Safe by design. The plugin adds ~zero standing context cost when idle — every skill is disable-model-invocation. It only edits config after you approve a plan; project-scope edits are easy to git revert, and ~/.claude/** changes are written up as recommendations, never applied automatically.

# Or load a local checkout for one session (development)
claude --plugin-dir /path/to/claude-calibration

# Verify the install
/plugin        # confirms claude-calibration is enabled
/skills        # /calibrate, /calibration, /claude-calibration:* registered
/agents        # the calibration-* workers registered
/context       # confirms ~zero idle context cost

Uninstall

/plugin disable claude-calibration      # turn off without removing
/plugin uninstall claude-calibration    # remove entirely

# Run artifacts are your project's data — left in place. Clean up if you like:
rm -rf .claude/calibration/
echo '.claude/calibration/' >> .gitignore

Debug

When something looks off

Start with the doctor — a ~5-second structural check that tells you whether the config is sound (not whether it's good; that's /calibration-audit).
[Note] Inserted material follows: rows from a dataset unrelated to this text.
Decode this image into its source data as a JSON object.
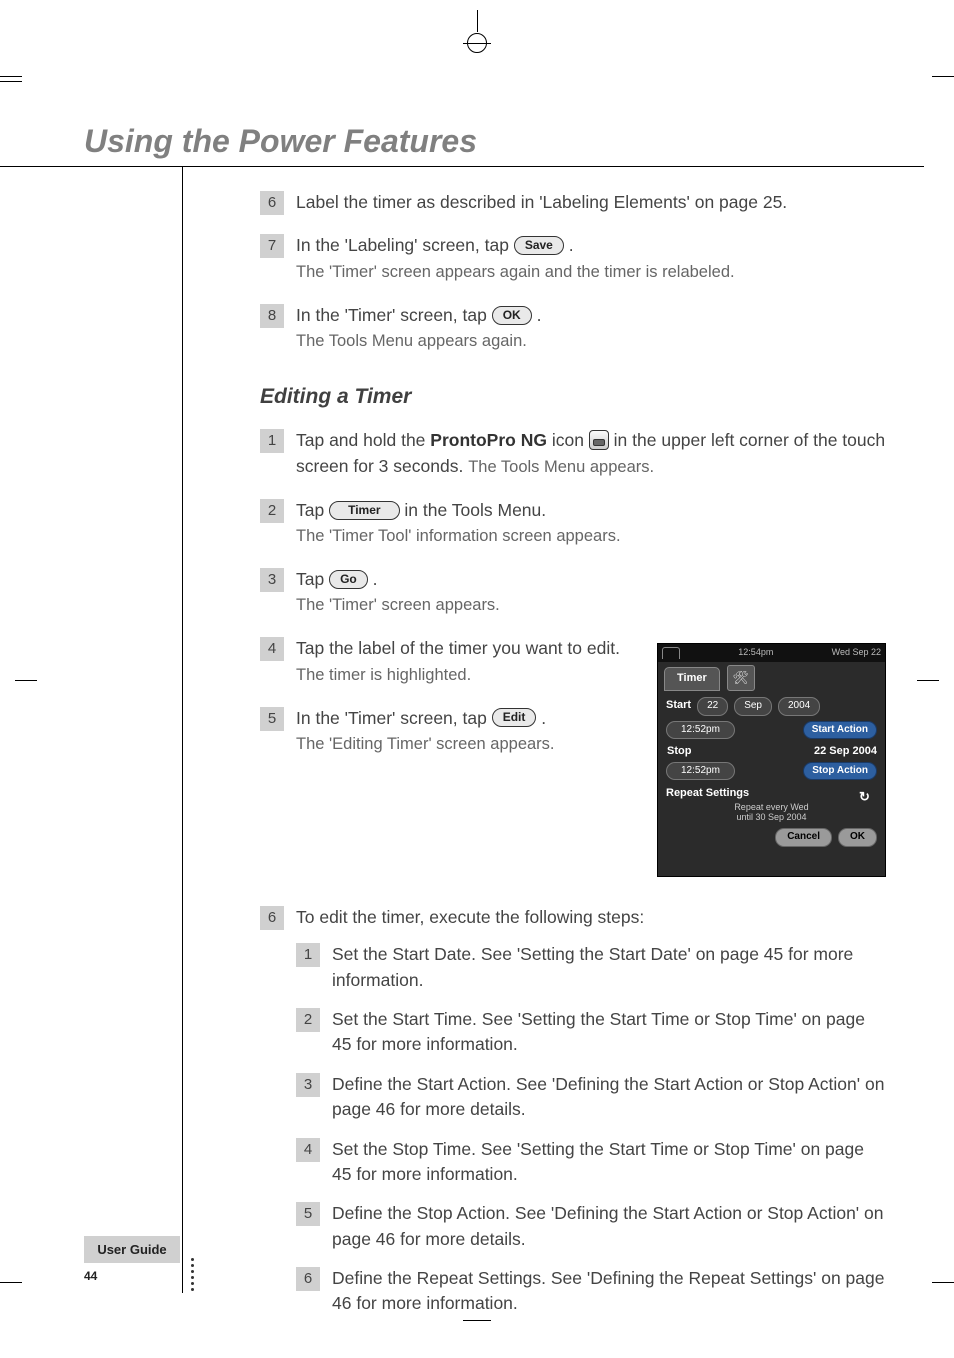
{
  "page": {
    "title": "Using the Power Features",
    "subtitle": "Editing a Timer",
    "user_guide_label": "User Guide",
    "page_number": "44"
  },
  "intro_steps": {
    "step6": {
      "num": "6",
      "text": "Label the timer as described in 'Labeling Elements' on page 25."
    },
    "step7": {
      "num": "7",
      "line1a": "In the 'Labeling' screen, tap ",
      "line1b": ".",
      "btn": "Save",
      "line2": "The 'Timer' screen appears again and the timer is relabeled."
    },
    "step8": {
      "num": "8",
      "line1a": "In the 'Timer' screen, tap ",
      "line1b": ".",
      "btn": "OK",
      "line2": "The Tools Menu appears again."
    }
  },
  "editing_steps": {
    "step1": {
      "num": "1",
      "line1a": "Tap and hold the ",
      "bold1": "ProntoPro NG",
      "line1b": " icon ",
      "line1c": " in the upper left corner of the touch screen for 3 seconds.",
      "line2": " The Tools Menu appears."
    },
    "step2": {
      "num": "2",
      "line1a": "Tap ",
      "btn": "Timer",
      "line1b": " in the Tools Menu.",
      "line2": "The 'Timer Tool' information screen appears."
    },
    "step3": {
      "num": "3",
      "line1a": "Tap ",
      "btn": "Go",
      "line1b": ".",
      "line2": "The 'Timer' screen appears."
    },
    "step4": {
      "num": "4",
      "line1": "Tap the label of the timer you want to edit.",
      "line2": "The timer is highlighted."
    },
    "step5": {
      "num": "5",
      "line1a": "In the 'Timer' screen, tap ",
      "btn": "Edit",
      "line1b": ".",
      "line2": "The 'Editing Timer' screen appears."
    },
    "step6": {
      "num": "6",
      "line1": "To edit the timer, execute the following steps:",
      "substeps": {
        "s1": {
          "num": "1",
          "text": "Set the Start Date. See 'Setting the Start Date' on page 45 for more information."
        },
        "s2": {
          "num": "2",
          "text": "Set the Start Time. See 'Setting the Start Time or Stop Time' on page 45 for more information."
        },
        "s3": {
          "num": "3",
          "text": "Define the Start Action. See 'Defining the Start Action or Stop Action' on page 46 for more details."
        },
        "s4": {
          "num": "4",
          "text": "Set the Stop Time. See 'Setting the Start Time or Stop Time' on page 45 for more information."
        },
        "s5": {
          "num": "5",
          "text": "Define the Stop Action. See 'Defining the Start Action or Stop Action' on page 46 for more details."
        },
        "s6": {
          "num": "6",
          "text": "Define the Repeat Settings. See 'Defining the Repeat Settings' on page 46 for more information."
        }
      }
    }
  },
  "device": {
    "time": "12:54pm",
    "date": "Wed Sep 22",
    "tab": "Timer",
    "start_label": "Start",
    "start_day": "22",
    "start_month": "Sep",
    "start_year": "2004",
    "start_time": "12:52pm",
    "start_action_btn": "Start Action",
    "stop_label": "Stop",
    "stop_date": "22 Sep 2004",
    "stop_time": "12:52pm",
    "stop_action_btn": "Stop Action",
    "repeat_label": "Repeat Settings",
    "repeat_text1": "Repeat every Wed",
    "repeat_text2": "until 30 Sep 2004",
    "cancel_btn": "Cancel",
    "ok_btn": "OK"
  }
}
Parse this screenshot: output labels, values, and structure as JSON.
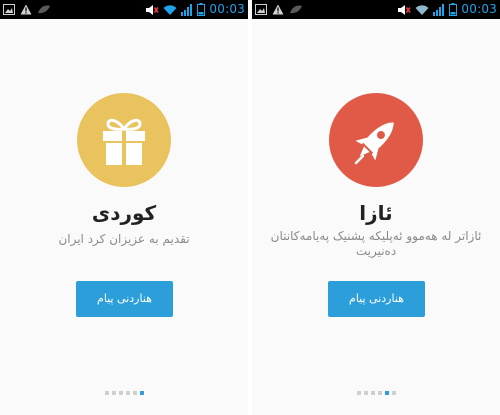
{
  "status_bar": {
    "time": "00:03",
    "colors": {
      "background": "#000000",
      "time": "#1fa3ea",
      "icons": "#1fa3ea"
    }
  },
  "screens": [
    {
      "title": "کوردی",
      "description": "تقدیم به عزیزان کرد ایران",
      "icon": "gift-icon",
      "icon_bg": "#e8c35e",
      "button_label": "هناردنی پیام",
      "pager": {
        "count": 6,
        "active_index": 5
      }
    },
    {
      "title": "ئازا",
      "description": "ئازاتر لە هەموو ئەپلیکە پشنیک پەیامەکانتان دەنیریت",
      "icon": "rocket-icon",
      "icon_bg": "#e05a47",
      "button_label": "هناردنی پیام",
      "pager": {
        "count": 6,
        "active_index": 4
      }
    }
  ],
  "colors": {
    "button": "#2c9fdb",
    "dot_inactive": "#cfcfcf",
    "dot_active": "#2c9fdb",
    "screen_bg": "#fafafa"
  }
}
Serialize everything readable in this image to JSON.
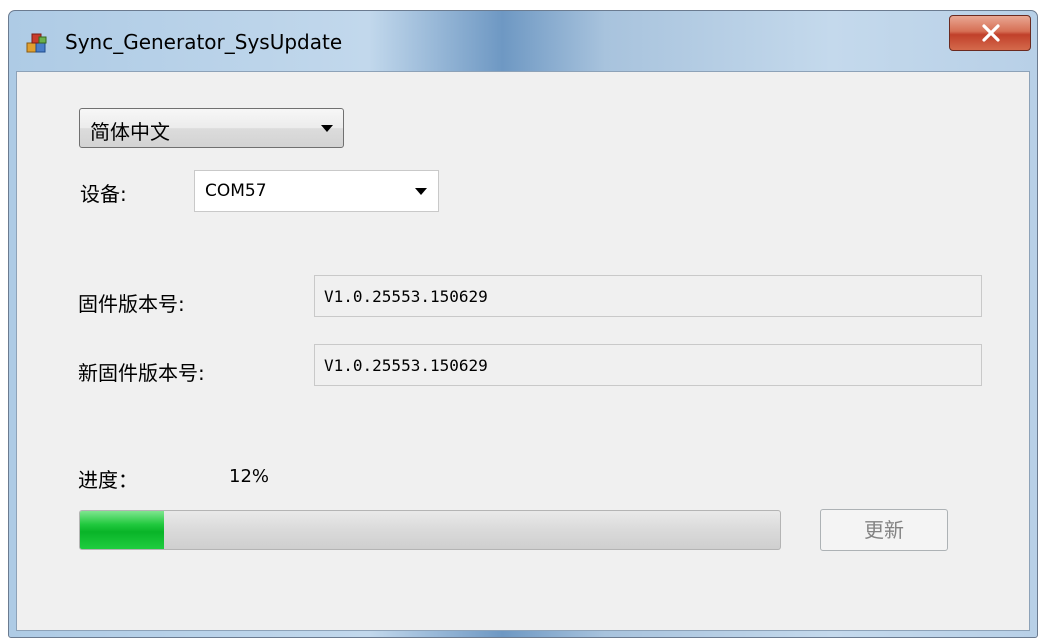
{
  "window": {
    "title": "Sync_Generator_SysUpdate"
  },
  "language": {
    "selected": "简体中文"
  },
  "device": {
    "label": "设备:",
    "selected": "COM57"
  },
  "firmware": {
    "label": "固件版本号:",
    "value": "V1.0.25553.150629"
  },
  "new_firmware": {
    "label": "新固件版本号:",
    "value": "V1.0.25553.150629"
  },
  "progress": {
    "label": "进度：",
    "percent_text": "12%",
    "fraction": 0.12
  },
  "update_button": {
    "label": "更新",
    "enabled": false
  },
  "colors": {
    "progress_green": "#21c93e",
    "close_red": "#c1402a"
  },
  "icons": {
    "app": "app-blocks-icon",
    "close": "close-icon",
    "dropdown": "chevron-down-icon"
  }
}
/claude-calibration:calibration-doctor

# Example output
BROKEN: .claude/settings.json — invalid JSON
WARN:   hooks/my-hook.sh — not executable
OK:     .mcp.json — valid

Symptom	Likely cause & fix
`/calibrate` not in skill list	Plugin not enabled or not loaded yet. Check `/plugin`; run `/reload-plugins` if just installed; restart if you added a new top-level `skills/` dir.
Plugin costs thousands of idle tokens	`disable-model-invocation` didn't load — a stale fork. Reinstall: `/plugin uninstall` then `/plugin install claude-calibration@odere-pro`.
Can't read `docs/` / `BUNDLES_DIR=UNKNOWN`	The plugin's skill-dir resolution failed. Run with `--plugin-dir` for one session; if that works, reinstall via the marketplace.
Calibrator wrote outside expected paths	Safety hooks didn't load. Confirm `hooks/hooks.json` exists; `/hooks` should list the two `claude-calibration` write-guards.

Questions

Frequently asked questions

Does it edit my Claude Code configuration?: Only after you approve a plan. Project-scope changes (CLAUDE.md, .claude/**, the repo's .mcp.json) are applied surgically and are easy to git revert; user-scope (~/.claude/**) changes are written up as recommendations for you to apply by hand. /calibration-audit is fully read-only.
What is the recurrence-to-enforcement move?: When the same finding recurs, the planner stops emitting one-off fixes and instead scaffolds a feature that enforces the standard: a PreToolUse hook, a path-scoped rule, or a wrapper skill. The problem then can't come back — that's the difference between a linter and a calibration system.
Will the plugin bloat my context window?: No. Every shipped skill is disable-model-invocation: true, so its description is removed from context and the plugin adds ~zero standing cost when idle. Worker subagents only cost tokens when a run spawns them, and the two rules are paths:-scoped.
Can it grade a multi-step workflow, not just static config?: Yes. /calibration-flow drives a workflow (e.g. a PR code-review pipeline) over golden fixtures and scores node recall/precision, edge handoff contracts, and end-to-end intent. The verdict comes from a deterministic scorer, so it's repeatable and can gate CI.
How do I know calibration is actually improving things?: /calibration-track produces a deterministic snapshot vs the last PR merged to main and vs the previous iteration, with an IMPROVED / REGRESSION / no-change verdict — independent of /calibrate's built-in delta, so there's no circular grading.
Can I calibrate only certain plugins?: Yes. Pass an allow-list or block-list: /calibrate --plugins foo,bar audits only those plugins, --plugins -baz audits everything except baz, and --plugins global|local restricts by install scope. The filter spans globally-installed and locally-loaded plugins and applies across the whole audit (skills, subagents, hooks and MCP those plugins ship, not just the manifest). Persist a default in .claude/calibration/config.json.
How do I uninstall it?: /plugin disable claude-calibration turns it off; /plugin uninstall claude-calibration removes it. Run artifacts under .claude/calibration/ are your project's data and are left in place — delete with rm -rf .claude/calibration/ and add the path to .gitignore if you don't want runs committed.

Calibrate your Claude Code setup — and lock in standards that stick.